Looking at things this way doesn’t make a positive impact in addressing our climate crisis. By its own definition, being net zero through balancing our gross emissions does nothing at all, so how can we make a positive impact?

Carbon Neutral

Although carbon neutral can mean the exact same thing as net zero, we look at carbon neutral as being both things that seek to reduce carbon emissions from the outset, and things that balance their emissions after they’re produced.

Aim for Carbon Neutral if you want your impact to be minimal from the outset.

Using the same example of mobile phone masts from above, how about we install solar panels on or near our masts where possible and pay for renewable energy where this is not possible. We’d also have a renewable energy supplier to provide any extra energy we needed on an ad hoc basis.

This plan would make our mobile phone mast network carbon neutral by design.

Balanced Approach

Put more simply, being Carbon Neutral means ensuring any actions we take do not contribute more CO2 to the atmosphere than was present before we started. This could mean our actions produce minimal CO2 emissions, and/or any emissions produced are offset with initiatives that take carbon from the atmosphere.

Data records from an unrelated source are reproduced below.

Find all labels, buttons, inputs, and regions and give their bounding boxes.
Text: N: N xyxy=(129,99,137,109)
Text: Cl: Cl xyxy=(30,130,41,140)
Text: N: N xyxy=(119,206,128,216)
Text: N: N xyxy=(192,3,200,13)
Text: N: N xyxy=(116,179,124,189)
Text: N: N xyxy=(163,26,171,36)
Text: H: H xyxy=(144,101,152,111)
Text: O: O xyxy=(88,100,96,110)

When we reference carbon neutrality, we don’t always mention that it is measured over a period of time, but it’s important for organisations and projects that become carbon neutral specify a time frame.

How To Become Carbon Neutral For Organisations

Becoming carbon neutral requires organisations to measure their CO2 emissions, understanding where and how much CO2 they are producing. Once the source of CO2 in a company or project has been identified, they can begin to reduce and eliminate CO2 output. This could be by getting power from renewable energy rather than oil, gas or coal.

Another part of going carbon neutral can include neutralising carbon emitted which is an approach some Carbon Neutral buildings take. For example, you might grab carbon as it comes out of a chimney, then bury it underground. The carbon is still produced, but is now inert and can’t get into the atmosphere.

The offsetting side of carbon neutrality is the part we probably associate the most with the process. Planting trees will be the first thing that comes to mind. Until organisations can cut off emissions at the source, they’ll need to invest in projects that pull carbon from the atmosphere.

Aiming for an entirely carbon neutral operation, we could carry this forward to other parts of a mobile phone network business.

Although Carbon Neutral and Net Zero amount to the same thing, there is a difference in philosophy between the two. One seeks to take the best possible path from the outset, having the least impact – the other only cares that whatever harm that is done is balanced.

Can you now tell which is which?

Next Logical Step

After pursuing carbon neutrality and becoming a net zero emissions organisation, the next step is to become Carbon Negative just like Microsoft aim to do by 2030 and actively remove carbon from the atmosphere beyond what is introduced. Alexanne Heurtier has a detailed explanation of the terms Carbon Neutral and Net Zero emissions to help us all get the terminology right.